Bir taraftan Türkiye, bir taraftan Barzani ve diğer taraftan da IŞİD tarafından Kobani saldırısıyla PKK köşeye sıkıştırılmış oldu. PKK’nin sokak olaylarını çıkarmasının da ana nedeni budur. Ancak PKK saldırganlaştıkça, bölgedeki kamuoyu nezdinde desteğini de kaybedecek ve “Çözüm Sürecinin” ikinci aşaması olan müzakere sürecinde eli zayıflayacaktır. Kobani’nin çözüm süreci ile ilişkilendirilmesi, tezkere, çözüm süreci, tampon bölge ve IŞİD’in hareketlenmesi ve yaygınlaşan sokak gösterileri bir araya getirildiğinde, PYD ve PKK’nın gerçekten sıkıştığını ve tüm bu gelişmelerin aleyhlerine olduğunu anlayabiliriz.

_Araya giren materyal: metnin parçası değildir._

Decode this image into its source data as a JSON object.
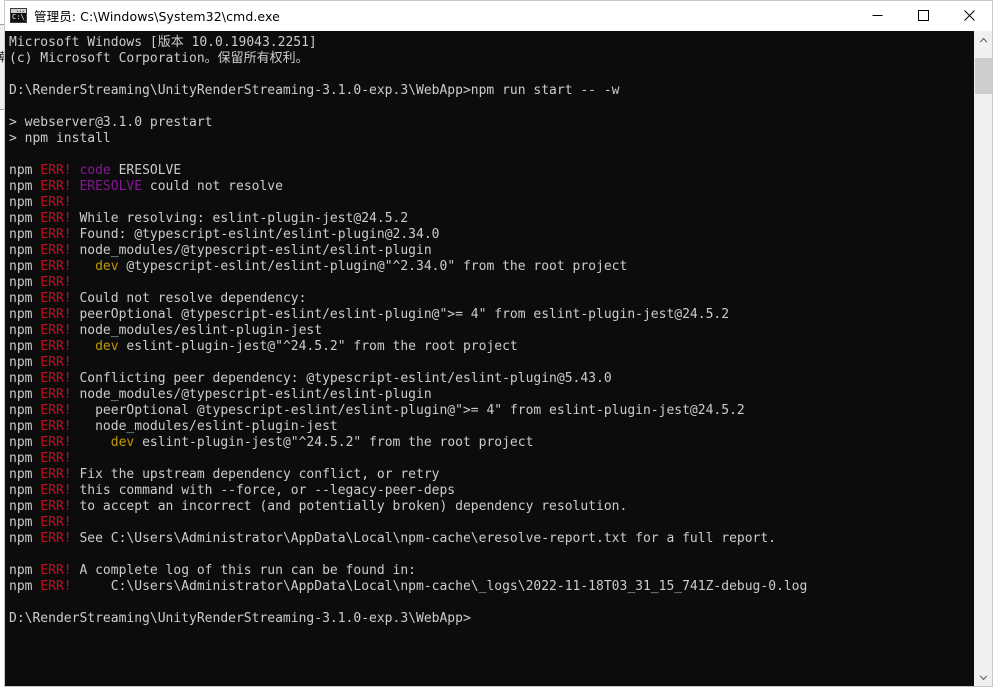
{
  "window": {
    "title": "管理员: C:\\Windows\\System32\\cmd.exe",
    "icon_name": "cmd-console-icon",
    "icon_glyph": "C:\\_",
    "controls": {
      "minimize_label": "最小化",
      "maximize_label": "最大化",
      "close_label": "关闭"
    }
  },
  "background_fragment": {
    "glyph": "朝"
  },
  "scrollbar": {
    "up_arrow": "▲",
    "down_arrow": "▼"
  },
  "colors": {
    "console_background": "#0c0c0c",
    "text_white": "#cccccc",
    "text_red": "#c50f1f",
    "text_magenta": "#881798",
    "text_yellow": "#c19c00",
    "titlebar_background": "#ffffff",
    "scrollbar_track": "#f0f0f0",
    "scrollbar_thumb": "#cdcdcd"
  },
  "console": {
    "prompt_path": "D:\\RenderStreaming\\UnityRenderStreaming-3.1.0-exp.3\\WebApp>",
    "command": "npm run start -- -w",
    "lines": [
      [
        {
          "t": "Microsoft Windows [版本 10.0.19043.2251]",
          "c": "c-white"
        }
      ],
      [
        {
          "t": "(c) Microsoft Corporation。保留所有权利。",
          "c": "c-white"
        }
      ],
      [
        {
          "t": "",
          "c": "c-white"
        }
      ],
      [
        {
          "t": "D:\\RenderStreaming\\UnityRenderStreaming-3.1.0-exp.3\\WebApp>npm run start -- -w",
          "c": "c-white"
        }
      ],
      [
        {
          "t": "",
          "c": "c-white"
        }
      ],
      [
        {
          "t": "> webserver@3.1.0 prestart",
          "c": "c-white"
        }
      ],
      [
        {
          "t": "> npm install",
          "c": "c-white"
        }
      ],
      [
        {
          "t": "",
          "c": "c-white"
        }
      ],
      [
        {
          "t": "npm ",
          "c": "c-white"
        },
        {
          "t": "ERR!",
          "c": "c-red"
        },
        {
          "t": " ",
          "c": "c-white"
        },
        {
          "t": "code",
          "c": "c-magenta"
        },
        {
          "t": " ERESOLVE",
          "c": "c-white"
        }
      ],
      [
        {
          "t": "npm ",
          "c": "c-white"
        },
        {
          "t": "ERR!",
          "c": "c-red"
        },
        {
          "t": " ",
          "c": "c-white"
        },
        {
          "t": "ERESOLVE",
          "c": "c-magenta"
        },
        {
          "t": " could not resolve",
          "c": "c-white"
        }
      ],
      [
        {
          "t": "npm ",
          "c": "c-white"
        },
        {
          "t": "ERR!",
          "c": "c-red"
        }
      ],
      [
        {
          "t": "npm ",
          "c": "c-white"
        },
        {
          "t": "ERR!",
          "c": "c-red"
        },
        {
          "t": " While resolving: eslint-plugin-jest@24.5.2",
          "c": "c-white"
        }
      ],
      [
        {
          "t": "npm ",
          "c": "c-white"
        },
        {
          "t": "ERR!",
          "c": "c-red"
        },
        {
          "t": " Found: @typescript-eslint/eslint-plugin@2.34.0",
          "c": "c-white"
        }
      ],
      [
        {
          "t": "npm ",
          "c": "c-white"
        },
        {
          "t": "ERR!",
          "c": "c-red"
        },
        {
          "t": " node_modules/@typescript-eslint/eslint-plugin",
          "c": "c-white"
        }
      ],
      [
        {
          "t": "npm ",
          "c": "c-white"
        },
        {
          "t": "ERR!",
          "c": "c-red"
        },
        {
          "t": "   ",
          "c": "c-white"
        },
        {
          "t": "dev",
          "c": "c-yellow"
        },
        {
          "t": " @typescript-eslint/eslint-plugin@\"^2.34.0\" from the root project",
          "c": "c-white"
        }
      ],
      [
        {
          "t": "npm ",
          "c": "c-white"
        },
        {
          "t": "ERR!",
          "c": "c-red"
        }
      ],
      [
        {
          "t": "npm ",
          "c": "c-white"
        },
        {
          "t": "ERR!",
          "c": "c-red"
        },
        {
          "t": " Could not resolve dependency:",
          "c": "c-white"
        }
      ],
      [
        {
          "t": "npm ",
          "c": "c-white"
        },
        {
          "t": "ERR!",
          "c": "c-red"
        },
        {
          "t": " peerOptional @typescript-eslint/eslint-plugin@\">= 4\" from eslint-plugin-jest@24.5.2",
          "c": "c-white"
        }
      ],
      [
        {
          "t": "npm ",
          "c": "c-white"
        },
        {
          "t": "ERR!",
          "c": "c-red"
        },
        {
          "t": " node_modules/eslint-plugin-jest",
          "c": "c-white"
        }
      ],
      [
        {
          "t": "npm ",
          "c": "c-white"
        },
        {
          "t": "ERR!",
          "c": "c-red"
        },
        {
          "t": "   ",
          "c": "c-white"
        },
        {
          "t": "dev",
          "c": "c-yellow"
        },
        {
          "t": " eslint-plugin-jest@\"^24.5.2\" from the root project",
          "c": "c-white"
        }
      ],
      [
        {
          "t": "npm ",
          "c": "c-white"
        },
        {
          "t": "ERR!",
          "c": "c-red"
        }
      ],
      [
        {
          "t": "npm ",
          "c": "c-white"
        },
        {
          "t": "ERR!",
          "c": "c-red"
        },
        {
          "t": " Conflicting peer dependency: @typescript-eslint/eslint-plugin@5.43.0",
          "c": "c-white"
        }
      ],
      [
        {
          "t": "npm ",
          "c": "c-white"
        },
        {
          "t": "ERR!",
          "c": "c-red"
        },
        {
          "t": " node_modules/@typescript-eslint/eslint-plugin",
          "c": "c-white"
        }
      ],
      [
        {
          "t": "npm ",
          "c": "c-white"
        },
        {
          "t": "ERR!",
          "c": "c-red"
        },
        {
          "t": "   peerOptional @typescript-eslint/eslint-plugin@\">= 4\" from eslint-plugin-jest@24.5.2",
          "c": "c-white"
        }
      ],
      [
        {
          "t": "npm ",
          "c": "c-white"
        },
        {
          "t": "ERR!",
          "c": "c-red"
        },
        {
          "t": "   node_modules/eslint-plugin-jest",
          "c": "c-white"
        }
      ],
      [
        {
          "t": "npm ",
          "c": "c-white"
        },
        {
          "t": "ERR!",
          "c": "c-red"
        },
        {
          "t": "     ",
          "c": "c-white"
        },
        {
          "t": "dev",
          "c": "c-yellow"
        },
        {
          "t": " eslint-plugin-jest@\"^24.5.2\" from the root project",
          "c": "c-white"
        }
      ],
      [
        {
          "t": "npm ",
          "c": "c-white"
        },
        {
          "t": "ERR!",
          "c": "c-red"
        }
      ],
      [
        {
          "t": "npm ",
          "c": "c-white"
        },
        {
          "t": "ERR!",
          "c": "c-red"
        },
        {
          "t": " Fix the upstream dependency conflict, or retry",
          "c": "c-white"
        }
      ],
      [
        {
          "t": "npm ",
          "c": "c-white"
        },
        {
          "t": "ERR!",
          "c": "c-red"
        },
        {
          "t": " this command with --force, or --legacy-peer-deps",
          "c": "c-white"
        }
      ],
      [
        {
          "t": "npm ",
          "c": "c-white"
        },
        {
          "t": "ERR!",
          "c": "c-red"
        },
        {
          "t": " to accept an incorrect (and potentially broken) dependency resolution.",
          "c": "c-white"
        }
      ],
      [
        {
          "t": "npm ",
          "c": "c-white"
        },
        {
          "t": "ERR!",
          "c": "c-red"
        }
      ],
      [
        {
          "t": "npm ",
          "c": "c-white"
        },
        {
          "t": "ERR!",
          "c": "c-red"
        },
        {
          "t": " See C:\\Users\\Administrator\\AppData\\Local\\npm-cache\\eresolve-report.txt for a full report.",
          "c": "c-white"
        }
      ],
      [
        {
          "t": "",
          "c": "c-white"
        }
      ],
      [
        {
          "t": "npm ",
          "c": "c-white"
        },
        {
          "t": "ERR!",
          "c": "c-red"
        },
        {
          "t": " A complete log of this run can be found in:",
          "c": "c-white"
        }
      ],
      [
        {
          "t": "npm ",
          "c": "c-white"
        },
        {
          "t": "ERR!",
          "c": "c-red"
        },
        {
          "t": "     C:\\Users\\Administrator\\AppData\\Local\\npm-cache\\_logs\\2022-11-18T03_31_15_741Z-debug-0.log",
          "c": "c-white"
        }
      ],
      [
        {
          "t": "",
          "c": "c-white"
        }
      ],
      [
        {
          "t": "D:\\RenderStreaming\\UnityRenderStreaming-3.1.0-exp.3\\WebApp>",
          "c": "c-white"
        }
      ]
    ]
  }
}
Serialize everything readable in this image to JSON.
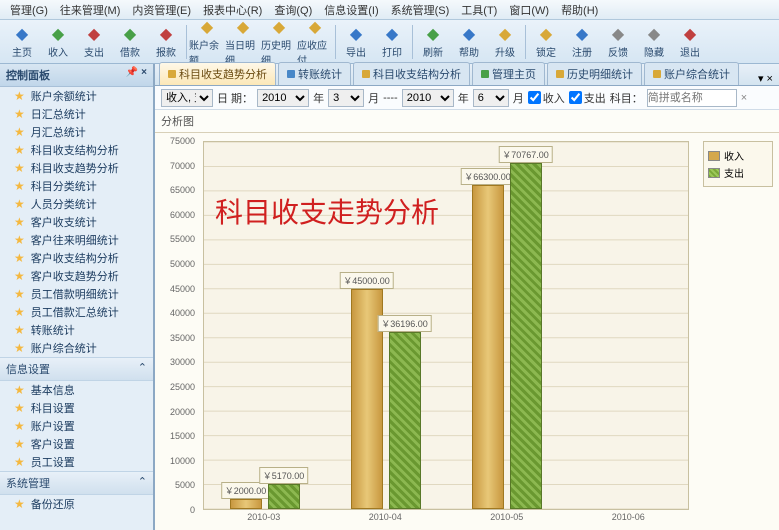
{
  "menu": [
    "管理(G)",
    "往来管理(M)",
    "内资管理(E)",
    "报表中心(R)",
    "查询(Q)",
    "信息设置(I)",
    "系统管理(S)",
    "工具(T)",
    "窗口(W)",
    "帮助(H)"
  ],
  "toolbar": [
    {
      "label": "主页",
      "color": "#3878c8"
    },
    {
      "label": "收入",
      "color": "#48a048"
    },
    {
      "label": "支出",
      "color": "#c04040"
    },
    {
      "label": "借款",
      "color": "#48a048"
    },
    {
      "label": "报款",
      "color": "#c04040"
    },
    {
      "sep": true
    },
    {
      "label": "账户余额",
      "color": "#d8a838"
    },
    {
      "label": "当日明细",
      "color": "#d8a838"
    },
    {
      "label": "历史明细",
      "color": "#d8a838"
    },
    {
      "label": "应收应付",
      "color": "#d8a838"
    },
    {
      "sep": true
    },
    {
      "label": "导出",
      "color": "#3878c8"
    },
    {
      "label": "打印",
      "color": "#3878c8"
    },
    {
      "sep": true
    },
    {
      "label": "刷新",
      "color": "#48a048"
    },
    {
      "label": "帮助",
      "color": "#3878c8"
    },
    {
      "label": "升级",
      "color": "#d8a838"
    },
    {
      "sep": true
    },
    {
      "label": "锁定",
      "color": "#d8a838"
    },
    {
      "label": "注册",
      "color": "#3878c8"
    },
    {
      "label": "反馈",
      "color": "#888"
    },
    {
      "label": "隐藏",
      "color": "#888"
    },
    {
      "label": "退出",
      "color": "#c04040"
    }
  ],
  "sidebar": {
    "title": "控制面板",
    "groups": [
      {
        "name": "",
        "items": [
          "账户余额统计",
          "日汇总统计",
          "月汇总统计",
          "科目收支结构分析",
          "科目收支趋势分析",
          "科目分类统计",
          "人员分类统计",
          "客户收支统计",
          "客户往来明细统计",
          "客户收支结构分析",
          "客户收支趋势分析",
          "员工借款明细统计",
          "员工借款汇总统计",
          "转账统计",
          "账户综合统计"
        ]
      },
      {
        "name": "信息设置",
        "items": [
          "基本信息",
          "科目设置",
          "账户设置",
          "客户设置",
          "员工设置"
        ]
      },
      {
        "name": "系统管理",
        "items": [
          "备份还原"
        ]
      }
    ]
  },
  "tabs": [
    {
      "label": "科目收支趋势分析",
      "active": true,
      "color": "#d8a838"
    },
    {
      "label": "转账统计",
      "color": "#4888c8"
    },
    {
      "label": "科目收支结构分析",
      "color": "#d8a838"
    },
    {
      "label": "管理主页",
      "color": "#48a048"
    },
    {
      "label": "历史明细统计",
      "color": "#d8a838"
    },
    {
      "label": "账户综合统计",
      "color": "#d8a838"
    }
  ],
  "filter": {
    "type_label": "收入, 支出,...",
    "date_label": "日 期：",
    "year1": "2010",
    "unit_y": "年",
    "month1": "3",
    "unit_m": "月",
    "sep": "----",
    "year2": "2010",
    "month2": "6",
    "cb_in": "收入",
    "cb_out": "支出",
    "subject_label": "科目：",
    "search_ph": "简拼或名称"
  },
  "chart_section_title": "分析图",
  "legend": {
    "in": "收入",
    "out": "支出"
  },
  "watermark": "科目收支走势分析",
  "chart_data": {
    "type": "bar",
    "title": "",
    "xlabel": "",
    "ylabel": "",
    "ylim": [
      0,
      75000
    ],
    "ytick": 5000,
    "categories": [
      "2010-03",
      "2010-04",
      "2010-05",
      "2010-06"
    ],
    "series": [
      {
        "name": "收入",
        "values": [
          2000.0,
          45000.0,
          66300.0,
          null
        ]
      },
      {
        "name": "支出",
        "values": [
          5170.0,
          36196.0,
          70767.0,
          null
        ]
      }
    ],
    "value_prefix": "￥"
  }
}
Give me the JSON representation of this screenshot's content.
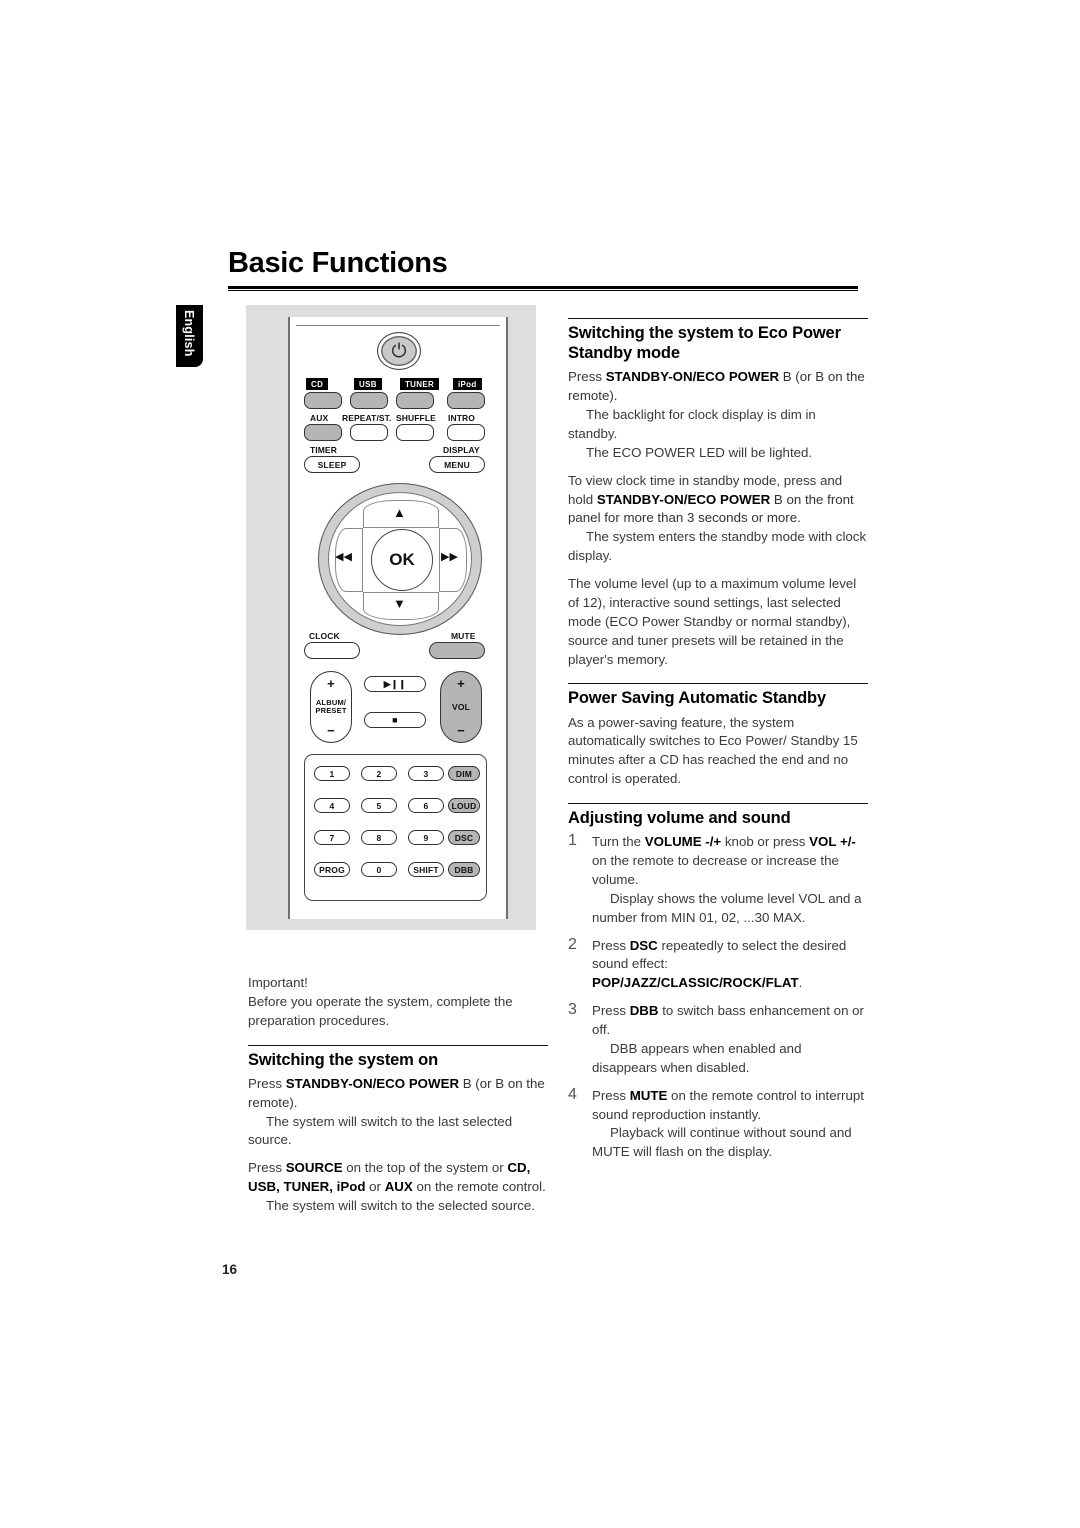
{
  "page": {
    "title": "Basic Functions",
    "language_tab": "English",
    "number": "16"
  },
  "remote": {
    "power_icon": "power-icon",
    "source_badges": [
      "CD",
      "USB",
      "TUNER",
      "iPod"
    ],
    "row2_labels": [
      "AUX",
      "REPEAT/ST.",
      "SHUFFLE",
      "INTRO"
    ],
    "row3_labels": [
      "TIMER",
      "DISPLAY"
    ],
    "row3_buttons": [
      "SLEEP",
      "MENU"
    ],
    "nav": {
      "center": "OK",
      "up": "▲",
      "down": "▼",
      "left": "◀◀",
      "right": "▶▶"
    },
    "clock_label": "CLOCK",
    "mute_label": "MUTE",
    "album_preset": {
      "plus": "+",
      "label1": "ALBUM/",
      "label2": "PRESET",
      "minus": "−"
    },
    "vol": {
      "plus": "+",
      "label": "VOL",
      "minus": "−"
    },
    "transport": {
      "play_pause": "▶❙❙",
      "stop": "■"
    },
    "keypad": [
      [
        "1",
        "2",
        "3",
        "DIM"
      ],
      [
        "4",
        "5",
        "6",
        "LOUD"
      ],
      [
        "7",
        "8",
        "9",
        "DSC"
      ],
      [
        "PROG",
        "0",
        "SHIFT",
        "DBB"
      ]
    ]
  },
  "left_column": {
    "important": {
      "label": "Important!",
      "text": "Before you operate the system, complete the preparation procedures."
    },
    "switching_on": {
      "heading": "Switching the system on",
      "p1_pre": "Press ",
      "p1_bold": "STANDBY-ON/ECO POWER",
      "p1_post": " B  (or B  on the remote).",
      "p1_sub": "The system will switch to the last selected source.",
      "p2_pre": "Press ",
      "p2_bold": "SOURCE",
      "p2_mid": " on the top of the system or ",
      "p2_sources": "CD, USB, TUNER, iPod",
      "p2_or": " or ",
      "p2_aux": "AUX",
      "p2_post": " on the remote control.",
      "p2_sub": "The system will switch to the selected source."
    }
  },
  "right_column": {
    "eco_standby": {
      "heading": "Switching the system to Eco Power Standby mode",
      "p1_pre": "Press ",
      "p1_bold": "STANDBY-ON/ECO POWER",
      "p1_post": " B  (or B  on the remote).",
      "p1_sub1": "The backlight for clock display is dim in standby.",
      "p1_sub2": "The ECO POWER LED will be lighted.",
      "p2_pre": "To view clock time in standby mode, press and hold ",
      "p2_bold": "STANDBY-ON/ECO POWER",
      "p2_post": " B  on the front panel for more than 3 seconds or more.",
      "p2_sub": "The system enters the standby mode with clock display.",
      "p3": "The volume level (up to a maximum volume level of 12), interactive sound settings, last selected mode (ECO Power  Standby or normal standby), source and tuner presets will be retained in the player's memory."
    },
    "auto_standby": {
      "heading": "Power Saving Automatic Standby",
      "text": "As a power-saving feature, the system automatically switches to Eco Power/ Standby 15 minutes after a CD has reached the end and no control is operated."
    },
    "volume_sound": {
      "heading": "Adjusting volume and sound",
      "steps": [
        {
          "num": "1",
          "pre": "Turn the ",
          "bold1": "VOLUME -/+",
          "mid": " knob or press ",
          "bold2": "VOL +/-",
          "post": " on the remote to decrease or increase the volume.",
          "sub": "Display shows the volume level VOL and a number from MIN 01, 02, ...30 MAX."
        },
        {
          "num": "2",
          "pre": "Press ",
          "bold1": "DSC",
          "mid": " repeatedly to select the desired sound effect: ",
          "bold2": "POP/JAZZ/CLASSIC/ROCK/FLAT",
          "post": ".",
          "sub": ""
        },
        {
          "num": "3",
          "pre": "Press ",
          "bold1": "DBB",
          "mid": " to switch bass enhancement on or off.",
          "bold2": "",
          "post": "",
          "sub": "DBB appears when enabled and disappears when disabled."
        },
        {
          "num": "4",
          "pre": "Press ",
          "bold1": "MUTE",
          "mid": " on the remote control to interrupt sound reproduction instantly.",
          "bold2": "",
          "post": "",
          "sub": "Playback will continue without sound and MUTE will flash on the display."
        }
      ]
    }
  }
}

Böylece IŞİD'in Türkiye’nin kapısına dayanması, Türkiye'nin işine gelmektedir diyebiliriz. Zira hem dünya hem de iç kamuoyunda tampon bölge, güvenli bölge veya uçuşa yasak bölge konusunda öne sürebileceği bir bahane elde etmiş oluyor. Yine iç kamuoyunda da tezkere ve çözüm sürecini buraya bağlamak için kullanabilmektedir.
Salih Müslim'in hedef alınmasında da Barzani'nin payı bulunmaktadır. Çünkü geçtiğimiz yıl Barzani Erbil'de bir Kürt konferansıyla kendi liderliğinde Türkiye, Irak ve Suriye'deki Kürtleri bir araya getirmek istediğinde, buna bir tek Salih Müslim karşı çıkmıştı. Salih Müslim'in bu nedenle Barzani ile arası bozuldu. Suriye'deki Kürtlere Kuzey Irak'a gelmeleri hususunda Barzani çağrıda bulunmuştu. Kürtler Kuzey Irak’a yönelince Salih Müslim sınırı kapatarak buna engel oldu.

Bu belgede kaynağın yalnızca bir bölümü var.